Scurvy is a disease that results from insufficient intake of vitamin C and leads to the formation of livid spots on the skin, spongy gums, and bleeding from almost all mucous membranes. The spots are most abundant on the thighs and legs, and a person with the ailment looks pale, feels depressed, and is partially immobilized. Scurvy was at one time common among sailors whose ships were out to sea longer than perishable fruits and vegetables could be stored and by soldiers who were similarly separated from these foods for extended periods. more...
In infants, scurvy is sometimes referred to as Barlow's Disease, named after Sir Thomas Barlow (1845-1945), a British physician who first described it. Barlow's disease is different from Barlow's syndrome.
Scurvy is also known as Moeller's disease and Cheadle's disease.
- joint pain
- black-and-blue marks on the skin
- gum disease
- spongy gums
this is all caused by the lack of fresh fruit and veg
It takes about three months of vitamin C deprivation to begin inducing the symptoms of scurvy. Untreated scurvy is always fatal, but since all that is required for full recovery is the resumption of normal vitamin C intake, death by scurvy is rare in modern times.

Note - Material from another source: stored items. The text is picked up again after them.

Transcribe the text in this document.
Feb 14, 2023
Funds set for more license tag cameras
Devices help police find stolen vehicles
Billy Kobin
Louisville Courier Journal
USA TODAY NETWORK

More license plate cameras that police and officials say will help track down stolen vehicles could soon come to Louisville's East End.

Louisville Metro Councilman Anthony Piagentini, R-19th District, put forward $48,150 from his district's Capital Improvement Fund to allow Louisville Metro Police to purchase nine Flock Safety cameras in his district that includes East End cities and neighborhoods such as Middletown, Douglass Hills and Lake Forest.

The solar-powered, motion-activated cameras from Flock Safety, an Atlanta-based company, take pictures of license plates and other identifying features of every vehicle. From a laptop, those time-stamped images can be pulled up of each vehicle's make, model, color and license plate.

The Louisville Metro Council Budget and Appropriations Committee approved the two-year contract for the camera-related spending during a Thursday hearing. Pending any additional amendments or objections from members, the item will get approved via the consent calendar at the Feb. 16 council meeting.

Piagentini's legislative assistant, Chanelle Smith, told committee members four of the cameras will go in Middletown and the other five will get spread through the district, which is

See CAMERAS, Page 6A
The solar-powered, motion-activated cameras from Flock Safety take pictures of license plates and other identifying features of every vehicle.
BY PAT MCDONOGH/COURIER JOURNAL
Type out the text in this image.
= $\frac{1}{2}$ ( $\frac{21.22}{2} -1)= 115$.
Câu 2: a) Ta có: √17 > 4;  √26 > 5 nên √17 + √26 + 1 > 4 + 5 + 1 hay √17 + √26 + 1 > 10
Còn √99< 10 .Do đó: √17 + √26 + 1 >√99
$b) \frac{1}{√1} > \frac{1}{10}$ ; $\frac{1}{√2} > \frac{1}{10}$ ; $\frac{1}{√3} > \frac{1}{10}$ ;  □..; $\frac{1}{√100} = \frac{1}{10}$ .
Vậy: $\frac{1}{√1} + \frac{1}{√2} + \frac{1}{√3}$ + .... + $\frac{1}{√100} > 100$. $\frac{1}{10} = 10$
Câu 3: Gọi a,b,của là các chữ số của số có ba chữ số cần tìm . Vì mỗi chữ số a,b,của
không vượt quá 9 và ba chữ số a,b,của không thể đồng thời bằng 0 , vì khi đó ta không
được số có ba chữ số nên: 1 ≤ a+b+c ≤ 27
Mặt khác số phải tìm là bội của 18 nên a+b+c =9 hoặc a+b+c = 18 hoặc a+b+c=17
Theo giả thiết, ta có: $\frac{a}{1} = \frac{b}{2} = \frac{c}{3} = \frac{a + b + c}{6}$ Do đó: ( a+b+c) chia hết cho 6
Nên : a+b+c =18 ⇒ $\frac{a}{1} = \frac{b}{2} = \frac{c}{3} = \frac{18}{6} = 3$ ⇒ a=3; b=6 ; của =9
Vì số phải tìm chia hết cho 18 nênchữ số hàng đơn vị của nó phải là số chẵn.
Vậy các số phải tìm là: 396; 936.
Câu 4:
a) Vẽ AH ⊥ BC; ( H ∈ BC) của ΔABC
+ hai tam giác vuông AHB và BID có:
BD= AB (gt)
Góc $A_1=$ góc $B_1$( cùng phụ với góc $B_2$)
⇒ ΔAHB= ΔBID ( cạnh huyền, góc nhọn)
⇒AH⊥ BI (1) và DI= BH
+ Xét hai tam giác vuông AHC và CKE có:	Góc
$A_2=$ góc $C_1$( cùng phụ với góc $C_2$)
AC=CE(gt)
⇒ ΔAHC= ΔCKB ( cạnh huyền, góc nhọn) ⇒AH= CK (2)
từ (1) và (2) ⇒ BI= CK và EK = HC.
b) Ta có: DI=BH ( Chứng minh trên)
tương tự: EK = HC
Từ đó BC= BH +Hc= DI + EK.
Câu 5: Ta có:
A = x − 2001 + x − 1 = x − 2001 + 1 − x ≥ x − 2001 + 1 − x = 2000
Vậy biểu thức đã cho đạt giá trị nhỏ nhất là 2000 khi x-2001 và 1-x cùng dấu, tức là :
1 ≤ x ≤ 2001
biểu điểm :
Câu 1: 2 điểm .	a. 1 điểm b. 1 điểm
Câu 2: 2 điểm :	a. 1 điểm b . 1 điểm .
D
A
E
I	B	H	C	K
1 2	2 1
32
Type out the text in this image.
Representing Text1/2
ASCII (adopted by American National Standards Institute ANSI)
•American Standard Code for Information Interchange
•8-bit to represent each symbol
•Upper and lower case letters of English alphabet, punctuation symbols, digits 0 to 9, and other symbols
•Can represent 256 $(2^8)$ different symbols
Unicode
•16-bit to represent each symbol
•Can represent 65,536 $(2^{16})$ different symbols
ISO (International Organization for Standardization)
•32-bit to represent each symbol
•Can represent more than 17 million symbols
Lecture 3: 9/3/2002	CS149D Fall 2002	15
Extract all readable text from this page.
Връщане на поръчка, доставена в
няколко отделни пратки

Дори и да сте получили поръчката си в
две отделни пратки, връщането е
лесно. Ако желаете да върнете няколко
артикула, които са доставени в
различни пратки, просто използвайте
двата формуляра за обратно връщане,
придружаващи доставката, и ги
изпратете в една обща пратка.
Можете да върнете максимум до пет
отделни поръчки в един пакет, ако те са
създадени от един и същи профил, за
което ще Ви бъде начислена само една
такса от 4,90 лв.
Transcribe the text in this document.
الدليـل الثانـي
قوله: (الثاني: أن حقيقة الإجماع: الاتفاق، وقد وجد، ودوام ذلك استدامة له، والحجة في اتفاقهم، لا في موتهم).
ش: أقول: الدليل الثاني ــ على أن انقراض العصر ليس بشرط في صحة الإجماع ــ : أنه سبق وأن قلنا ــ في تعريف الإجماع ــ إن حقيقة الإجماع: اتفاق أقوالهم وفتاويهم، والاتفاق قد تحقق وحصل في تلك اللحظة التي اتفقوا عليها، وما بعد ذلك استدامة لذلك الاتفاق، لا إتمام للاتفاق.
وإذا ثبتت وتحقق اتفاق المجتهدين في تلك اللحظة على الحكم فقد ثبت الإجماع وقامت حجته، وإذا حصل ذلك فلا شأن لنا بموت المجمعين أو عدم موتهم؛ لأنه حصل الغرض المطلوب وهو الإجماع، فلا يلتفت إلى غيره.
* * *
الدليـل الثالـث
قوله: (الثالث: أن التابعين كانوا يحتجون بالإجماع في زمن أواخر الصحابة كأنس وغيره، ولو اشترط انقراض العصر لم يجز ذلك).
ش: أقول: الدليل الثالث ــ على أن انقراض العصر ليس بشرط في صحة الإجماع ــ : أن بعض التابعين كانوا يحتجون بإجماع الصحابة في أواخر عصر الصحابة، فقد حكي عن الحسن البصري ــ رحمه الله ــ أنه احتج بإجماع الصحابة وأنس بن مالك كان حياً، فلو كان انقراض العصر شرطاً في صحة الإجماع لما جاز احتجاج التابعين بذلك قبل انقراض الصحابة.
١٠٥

Scurvy was probably first observed as a disease by Hippocrates. In the 13th century the Crusaders suffered from scurvy frequently, and it has inflicted terrible losses on both besieged and besieger in times of war. Scurvy was one of the limiting factors of marine travel, often killing large numbers of the passengers and crew on long-distance voyages. It even played a significant role in World War I.
The British civilian medical profession of 1614 knew that it was the acidic principal of citrus fruit which was lacking, although they considered any acid as acceptible when Ascorbic Acid (Vitamin C) was unavailable. In 1614 John Woodall (Surgeon General of the East India Company) published his book "The Surgion's Mate" as a handbook for apprentice surgeons aboard the companies ships. In it he describes scurvy as resulting from a dietry deficiency. His recommendation for its cure is Fresh Food or, if not available, Oranges,Lemons,Limes and Tamarinds, or as a last resort, Oil of Vitriol. (Sulphuric Acid)
However, it was not until 1747 that the treatment and prevention of scurvy by supplementation of the diet with citrus fruit such as lemons and limes was introduced into the British Navy by James Lind.
The plant known as "scurvy grass" acquired its name from the observation that it cured scurvy, but this was of no great help to those who spent months at sea. During sea voyages, it was discovered that sauerkraut was of use in preventing scurvy. In the Royal Navy's Arctic expeditions in the 19th century, for example, it was widely believed that scurvy was prevented by good hygiene on board ship, regular exercise, and maintaining the morale of the crew, rather than by a diet of fresh food, so that Navy expeditions continued to be plagued by scurvy even while fresh meat was well-known as a practical antiscorbutic among civilian whalers and explorers in the Arctic. At the time Robert Falcon Scott made his two expeditions to the Antarctic in the early 20th century, the prevailing medical theory was that scurvy was caused by "tainted" canned food. It was not until 1932 that the connection between vitamin C and scurvy was established.